[RFC PATCH v3 4/9] accel: rocket: Reset the NPU before detaching the IOMMU on timeout
From: Midgy BALON
Date: Thu Jun 04 2026 - 10:01:28 EST
On a job timeout the NPU AXI master can be left wedged with
outstanding transactions. rocket_reset() detached the IOMMU group
before resetting the hardware, so iommu_detach_group() ->
__iommu_group_set_core_domain() asked the rk_iommu to stall and wait
for the in-flight transactions to drain. They never did, the stall
request timed out (-ETIMEDOUT) and the IOMMU core WARNed:
WARNING: drivers/iommu/iommu.c:157 __iommu_group_set_core_domain
iommu_detach_group
rocket_reset
rocket_job_timedout
Assert the core reset first: it quiesces the AXI master so the
following IOMMU detach completes cleanly. Move the detach after
rocket_core_reset() and out of the job_lock (it does not touch
in_flight_job).
Signed-off-by: Midgy BALON <midgy971@xxxxxxxxx>
---
drivers/accel/rocket/rocket_job.c | 12 +++++++++---
1 file changed, 9 insertions(+), 3 deletions(-)

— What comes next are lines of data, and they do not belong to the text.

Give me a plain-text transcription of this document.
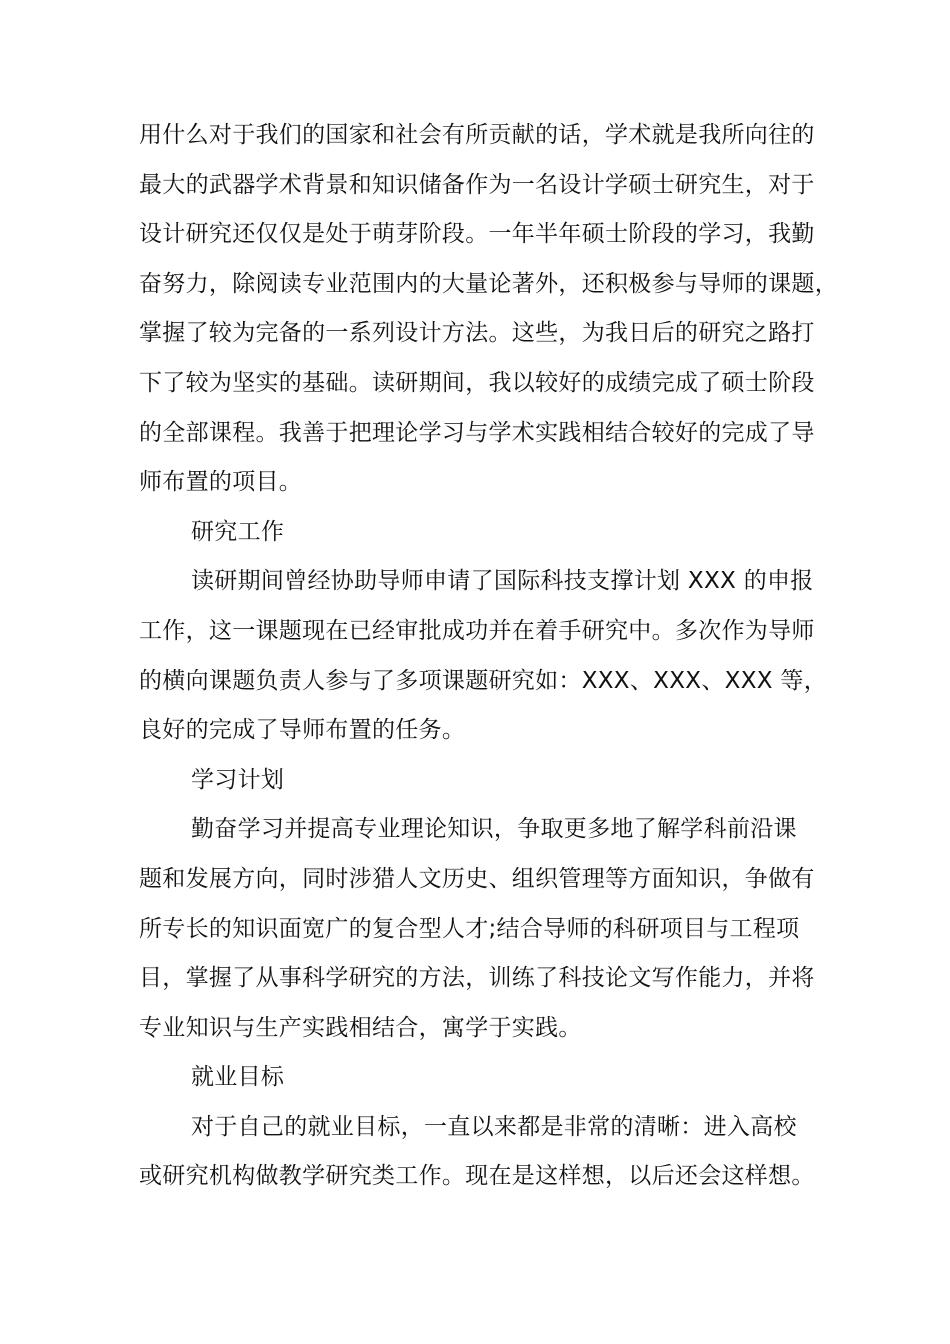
用什么对于我们的国家和社会有所贡献的话，学术就是我所向往的
最大的武器学术背景和知识储备作为一名设计学硕士研究生，对于
设计研究还仅仅是处于萌芽阶段。一年半年硕士阶段的学习，我勤
奋努力，除阅读专业范围内的大量论著外，还积极参与导师的课题，
掌握了较为完备的一系列设计方法。这些，为我日后的研究之路打
下了较为坚实的基础。读研期间，我以较好的成绩完成了硕士阶段
的全部课程。我善于把理论学习与学术实践相结合较好的完成了导
师布置的项目。
研究工作
读研期间曾经协助导师申请了国际科技支撑计划 XXX 的申报
工作，这一课题现在已经审批成功并在着手研究中。多次作为导师
的横向课题负责人参与了多项课题研究如：XXX、XXX、XXX 等，
良好的完成了导师布置的任务。
学习计划
勤奋学习并提高专业理论知识，争取更多地了解学科前沿课
题和发展方向，同时涉猎人文历史、组织管理等方面知识，争做有
所专长的知识面宽广的复合型人才;结合导师的科研项目与工程项
目，掌握了从事科学研究的方法，训练了科技论文写作能力，并将
专业知识与生产实践相结合，寓学于实践。
就业目标
对于自己的就业目标，一直以来都是非常的清晰：进入高校
或研究机构做教学研究类工作。现在是这样想，以后还会这样想。
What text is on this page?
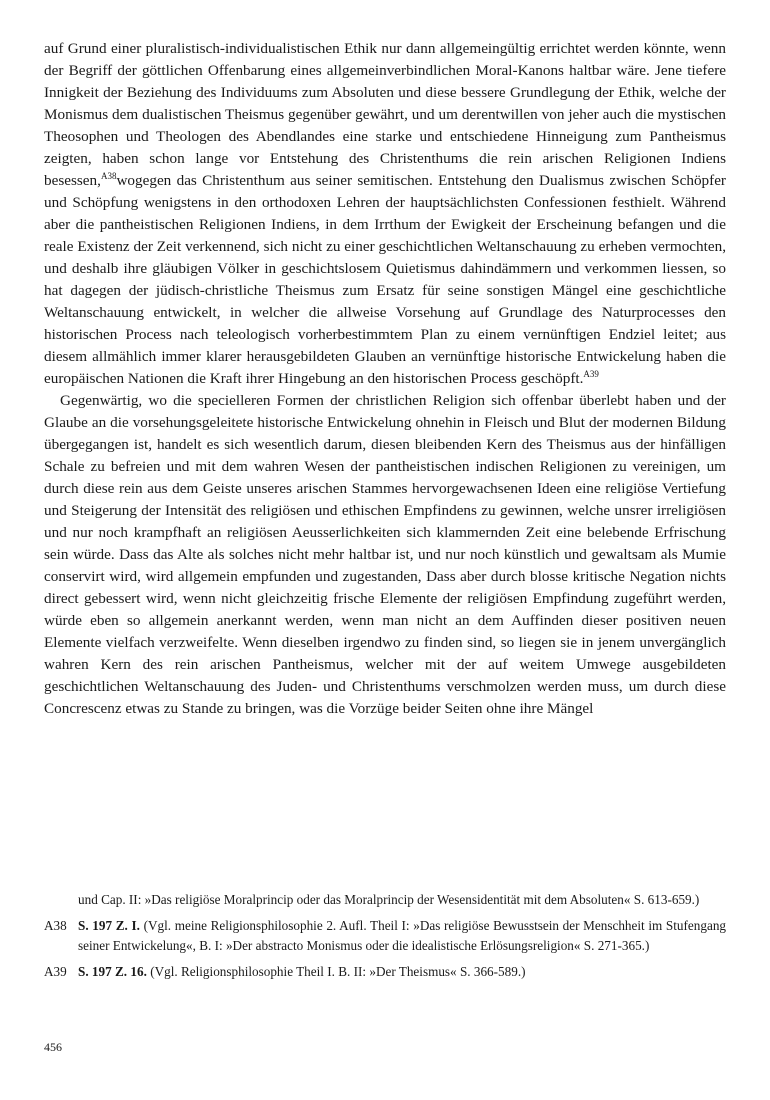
auf Grund einer pluralistisch-individualistischen Ethik nur dann allgemeingültig errichtet werden könnte, wenn der Begriff der göttlichen Offenbarung eines allgemeinverbindlichen Moral-Kanons haltbar wäre. Jene tiefere Innigkeit der Beziehung des Individuums zum Absoluten und diese bessere Grundlegung der Ethik, welche der Monismus dem dualistischen Theismus gegenüber gewährt, und um derentwillen von jeher auch die mystischen Theosophen und Theologen des Abendlandes eine starke und entschiedene Hinneigung zum Pantheismus zeigten, haben schon lange vor Entstehung des Christenthums die rein arischen Religionen Indiens besessen,$^{A38}$wogegen das Christenthum aus seiner semitischen. Entstehung den Dualismus zwischen Schöpfer und Schöpfung wenigstens in den orthodoxen Lehren der hauptsächlichsten Confessionen festhielt. Während aber die pantheistischen Religionen Indiens, in dem Irrthum der Ewigkeit der Erscheinung befangen und die reale Existenz der Zeit verkennend, sich nicht zu einer geschichtlichen Weltanschauung zu erheben vermochten, und deshalb ihre gläubigen Völker in geschichtslosem Quietismus dahindämmern und verkommen liessen, so hat dagegen der jüdisch-christliche Theismus zum Ersatz für seine sonstigen Mängel eine geschichtliche Weltanschauung entwickelt, in welcher die allweise Vorsehung auf Grundlage des Naturprocesses den historischen Process nach teleologisch vorherbestimmtem Plan zu einem vernünftigen Endziel leitet; aus diesem allmählich immer klarer herausgebildeten Glauben an vernünftige historische Entwickelung haben die europäischen Nationen die Kraft ihrer Hingebung an den historischen Process geschöpft.$^{A39}$

Gegenwärtig, wo die specielleren Formen der christlichen Religion sich offenbar überlebt haben und der Glaube an die vorsehungsgeleitete historische Entwickelung ohnehin in Fleisch und Blut der modernen Bildung übergegangen ist, handelt es sich wesentlich darum, diesen bleibenden Kern des Theismus aus der hinfälligen Schale zu befreien und mit dem wahren Wesen der pantheistischen indischen Religionen zu vereinigen, um durch diese rein aus dem Geiste unseres arischen Stammes hervorgewachsenen Ideen eine religiöse Vertiefung und Steigerung der Intensität des religiösen und ethischen Empfindens zu gewinnen, welche unsrer irreligiösen und nur noch krampfhaft an religiösen Aeusserlichkeiten sich klammernden Zeit eine belebende Erfrischung sein würde. Dass das Alte als solches nicht mehr haltbar ist, und nur noch künstlich und gewaltsam als Mumie conservirt wird, wird allgemein empfunden und zugestanden, Dass aber durch blosse kritische Negation nichts direct gebessert wird, wenn nicht gleichzeitig frische Elemente der religiösen Empfindung zugeführt werden, würde eben so allgemein anerkannt werden, wenn man nicht an dem Auffinden dieser positiven neuen Elemente vielfach verzweifelte. Wenn dieselben irgendwo zu finden sind, so liegen sie in jenem unvergänglich wahren Kern des rein arischen Pantheismus, welcher mit der auf weitem Umwege ausgebildeten geschichtlichen Weltanschauung des Juden- und Christenthums verschmolzen werden muss, um durch diese Concrescenz etwas zu Stande zu bringen, was die Vorzüge beider Seiten ohne ihre Mängel

und Cap. II: »Das religiöse Moralprincip oder das Moralprincip der Wesensidentität mit dem Absoluten« S. 613-659.)
A38 S. 197 Z. I. (Vgl. meine Religionsphilosophie 2. Aufl. Theil I: »Das religiöse Bewusstsein der Menschheit im Stufengang seiner Entwickelung«, B. I: »Der abstracto Monismus oder die idealistische Erlösungsreligion« S. 271-365.)
A39 S. 197 Z. 16. (Vgl. Religionsphilosophie Theil I. B. II: »Der Theismus« S. 366-589.)
456
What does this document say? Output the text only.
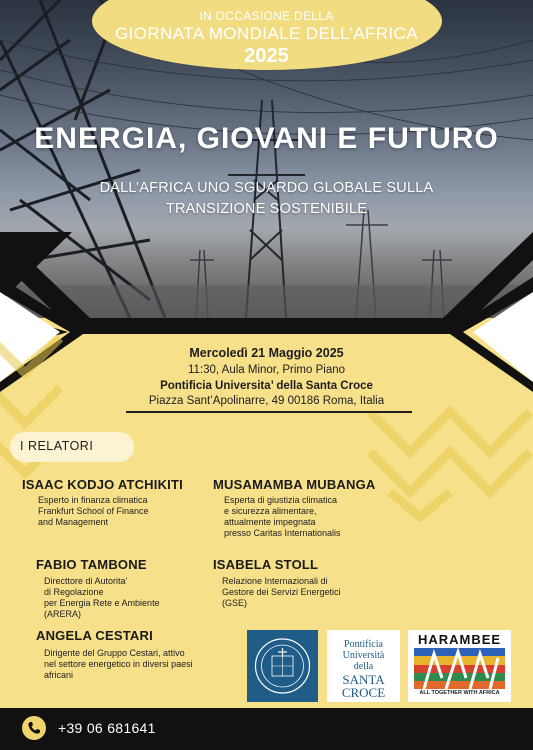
IN OCCASIONE DELLA
GIORNATA MONDIALE DELL’AFRICA
2025
ENERGIA, GIOVANI E FUTURO
DALL’AFRICA UNO SGUARDO GLOBALE SULLA TRANSIZIONE SOSTENIBILE
Mercoledì 21 Maggio 2025
11:30, Aula Minor, Primo Piano
Pontificia Universita’ della Santa Croce
Piazza Sant’Apolinarre, 49 00186 Roma, Italia
I RELATORI
ISAAC KODJO ATCHIKITI
Esperto in finanza climatica
Frankfurt School of Finance
and Management
MUSAMAMBA MUBANGA
Esperta di giustizia climatica
e sicurezza alimentare,
attualmente impegnata
presso Caritas Internationalis
FABIO TAMBONE
Directtore di Autorita’
di Regolazione
per Energia Rete e Ambiente
(ARERA)
ISABELA STOLL
Relazione Internazionali di
Gestore dei Servizi Energetici
(GSE)
ANGELA CESTARI
Dirigente del Gruppo Cestari, attivo
nel settore energetico in diversi paesi
africani
Pontificia
Università
della
SANTA
CROCE
HARAMBEE
ALL TOGETHER WITH AFRICA
+39 06 681641
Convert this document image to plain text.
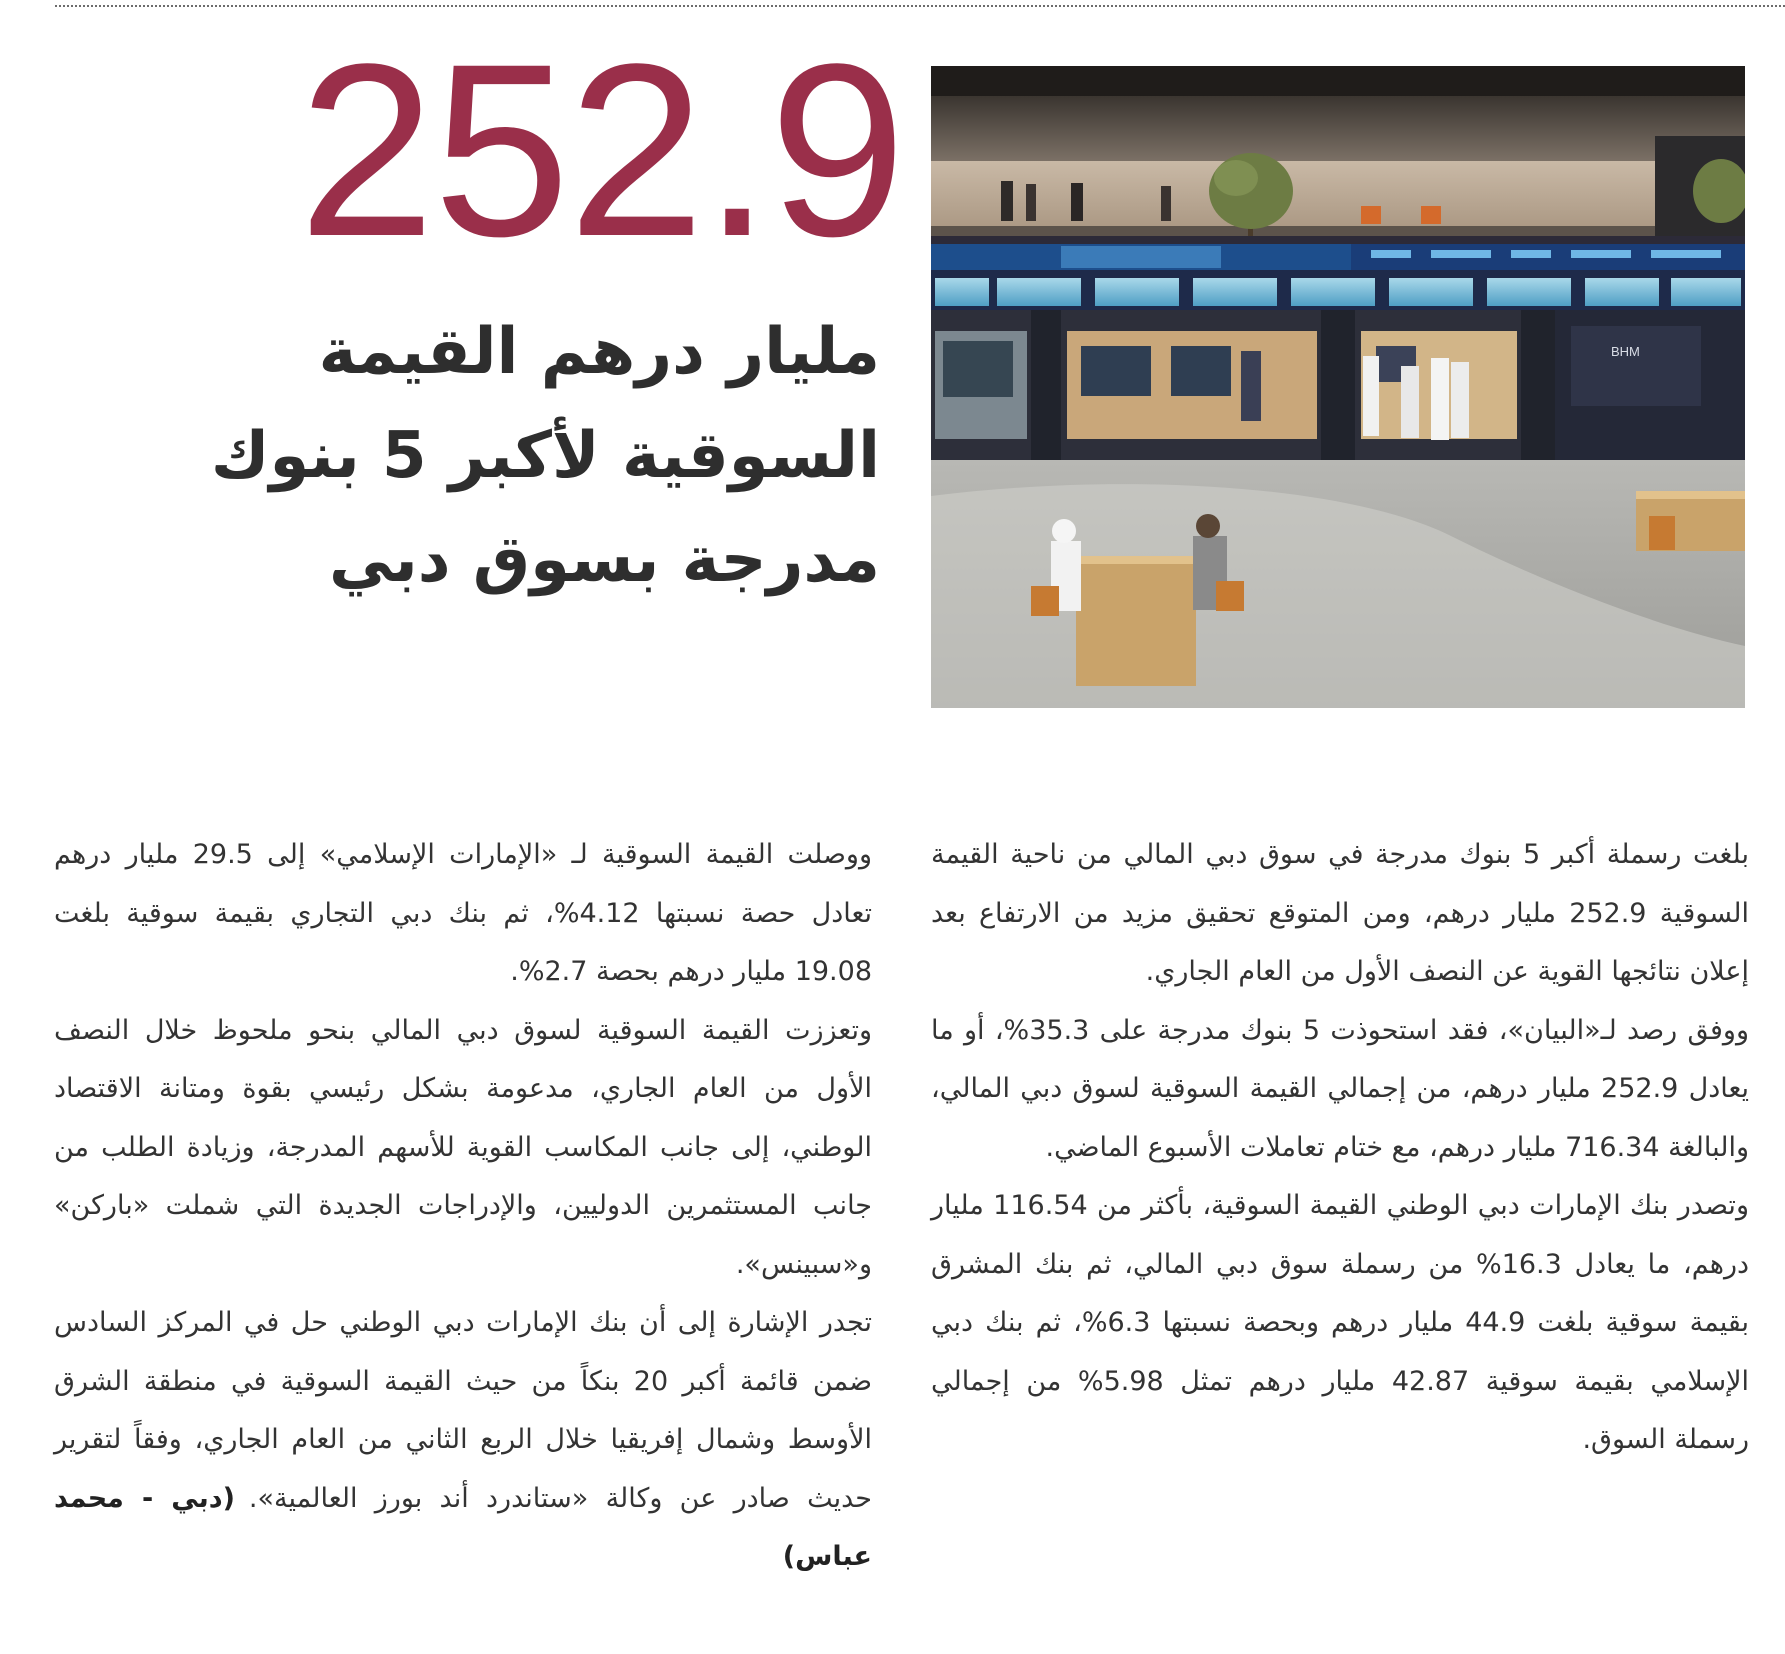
252.9
مليار درهم القيمة
السوقية لأكبر 5 بنوك
مدرجة بسوق دبي
BHM

بلغت رسملة أكبر 5 بنوك مدرجة في سوق دبي المالي من ناحية القيمة السوقية 252.9 مليار درهم، ومن المتوقع تحقيق مزيد من الارتفاع بعد إعلان نتائجها القوية عن النصف الأول من العام الجاري.

ووفق رصد لـ«البيان»، فقد استحوذت 5 بنوك مدرجة على 35.3%، أو ما يعادل 252.9 مليار درهم، من إجمالي القيمة السوقية لسوق دبي المالي، والبالغة 716.34 مليار درهم، مع ختام تعاملات الأسبوع الماضي.

وتصدر بنك الإمارات دبي الوطني القيمة السوقية، بأكثر من 116.54 مليار درهم، ما يعادل 16.3% من رسملة سوق دبي المالي، ثم بنك المشرق بقيمة سوقية بلغت 44.9 مليار درهم وبحصة نسبتها 6.3%، ثم بنك دبي الإسلامي بقيمة سوقية 42.87 مليار درهم تمثل 5.98% من إجمالي رسملة السوق.

ووصلت القيمة السوقية لـ «الإمارات الإسلامي» إلى 29.5 مليار درهم تعادل حصة نسبتها 4.12%، ثم بنك دبي التجاري بقيمة سوقية بلغت 19.08 مليار درهم بحصة 2.7%.

وتعززت القيمة السوقية لسوق دبي المالي بنحو ملحوظ خلال النصف الأول من العام الجاري، مدعومة بشكل رئيسي بقوة ومتانة الاقتصاد الوطني، إلى جانب المكاسب القوية للأسهم المدرجة، وزيادة الطلب من جانب المستثمرين الدوليين، والإدراجات الجديدة التي شملت «باركن» و«سبينس».

تجدر الإشارة إلى أن بنك الإمارات دبي الوطني حل في المركز السادس ضمن قائمة أكبر 20 بنكاً من حيث القيمة السوقية في منطقة الشرق الأوسط وشمال إفريقيا خلال الربع الثاني من العام الجاري، وفقاً لتقرير حديث صادر عن وكالة «ستاندرد أند بورز العالمية».(دبي - محمد عباس)
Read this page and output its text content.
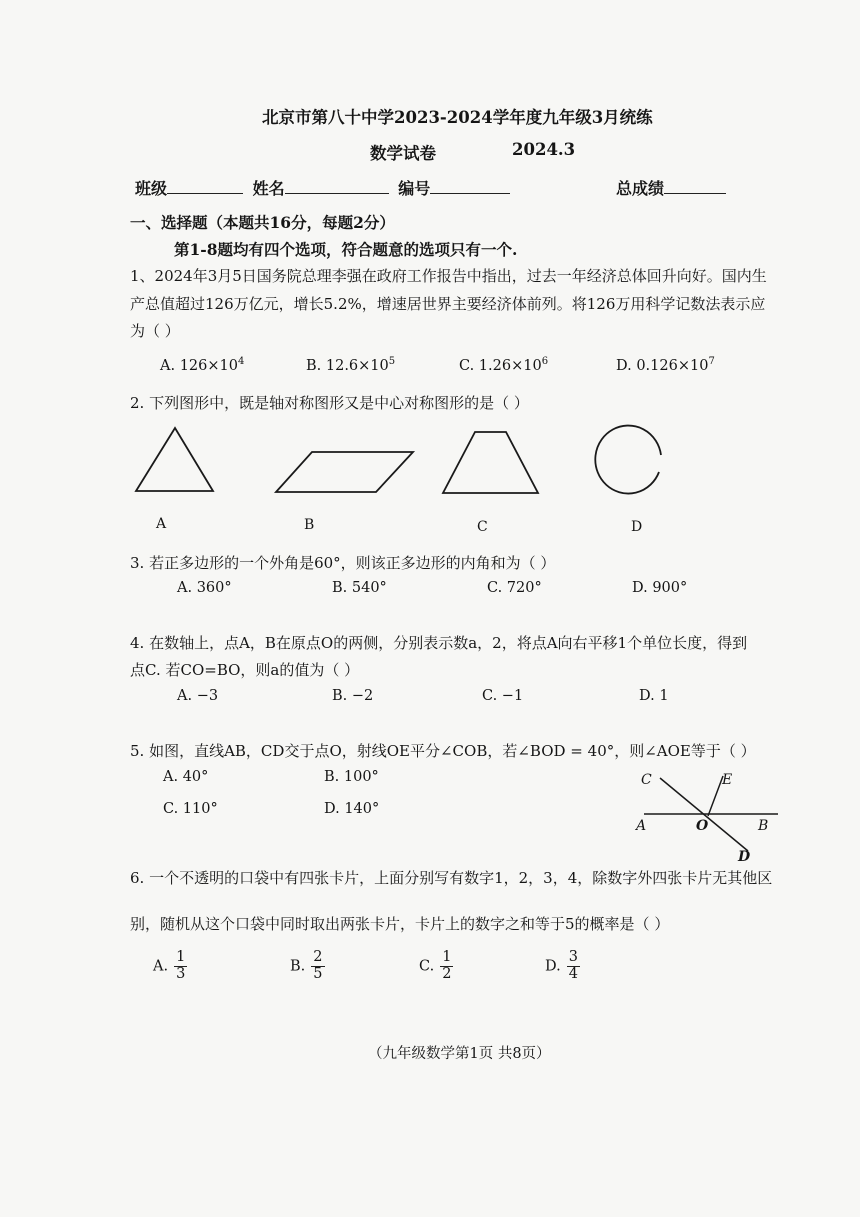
北京市第八十中学2023-2024学年度九年级3月统练
数学试卷	2024.3
班级	姓名	编号	总成绩
一、选择题（本题共16分，每题2分）
第1-8题均有四个选项，符合题意的选项只有一个.
1、2024年3月5日国务院总理李强在政府工作报告中指出，过去一年经济总体回升向好。国内生
产总值超过126万亿元，增长5.2%，增速居世界主要经济体前列。将126万用科学记数法表示应
为（ ）
A. $126\times 10^4$	B. $12.6\times 10^5$	C. $1.26\times 10^6$	D. $0.126\times 10^7$
2. 下列图形中，既是轴对称图形又是中心对称图形的是（ ）
A	B	C	D
3. 若正多边形的一个外角是60°，则该正多边形的内角和为（ ）
A. 360°	B. 540°	C. 720°	D. 900°
4. 在数轴上，点A，B在原点O的两侧，分别表示数a，2，将点A向右平移1个单位长度，得到
点C. 若CO=BO，则a的值为（ ）
A. −3	B. −2	C. −1	D. 1
5. 如图，直线AB，CD交于点O，射线OE平分∠COB，若∠BOD = 40°，则∠AOE等于（ ）
A. 40°	B. 100°
C. 110°	D. 140°
C	E
A	O	B
D
6. 一个不透明的口袋中有四张卡片，上面分别写有数字1，2，3，4，除数字外四张卡片无其他区
别，随机从这个口袋中同时取出两张卡片，卡片上的数字之和等于5的概率是（ ）
A. $\frac{1}{3}$	B. $\frac{2}{5}$	C. $\frac{1}{2}$	D. $\frac{3}{4}$
（九年级数学第1页 共8页）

diff --git a/drivers/accel/rocket/rocket_job.c b/drivers/accel/rocket/rocket_job.c
index ac51bff39833f..e25234261536b 100644
--- a/drivers/accel/rocket/rocket_job.c
+++ b/drivers/accel/rocket/rocket_job.c
@@ -364,14 +364,20 @@ rocket_reset(struct rocket_core *core, struct drm_sched_job *bad)
if (core->in_flight_job)
pm_runtime_put_noidle(core->dev);
- iommu_detach_group(NULL, core->iommu_group);
-
core->in_flight_job = NULL;
}
- /* Proceed with reset now. */
+ /*
+ * Reset the NPU hardware before detaching the IOMMU. A timed-out job
+ * leaves the NPU AXI master wedged; detaching the IOMMU then issues a
+ * stall request that never drains and times out (warning in the IOMMU
+ * core). Asserting the core reset first quiesces the master so the
+ * detach completes cleanly.
+ */
rocket_core_reset(core);
+ iommu_detach_group(NULL, core->iommu_group);
+
/* NPU has been reset, we can clear the reset pending bit. */
atomic_set(&core->reset.pending, 0);
--
2.39.5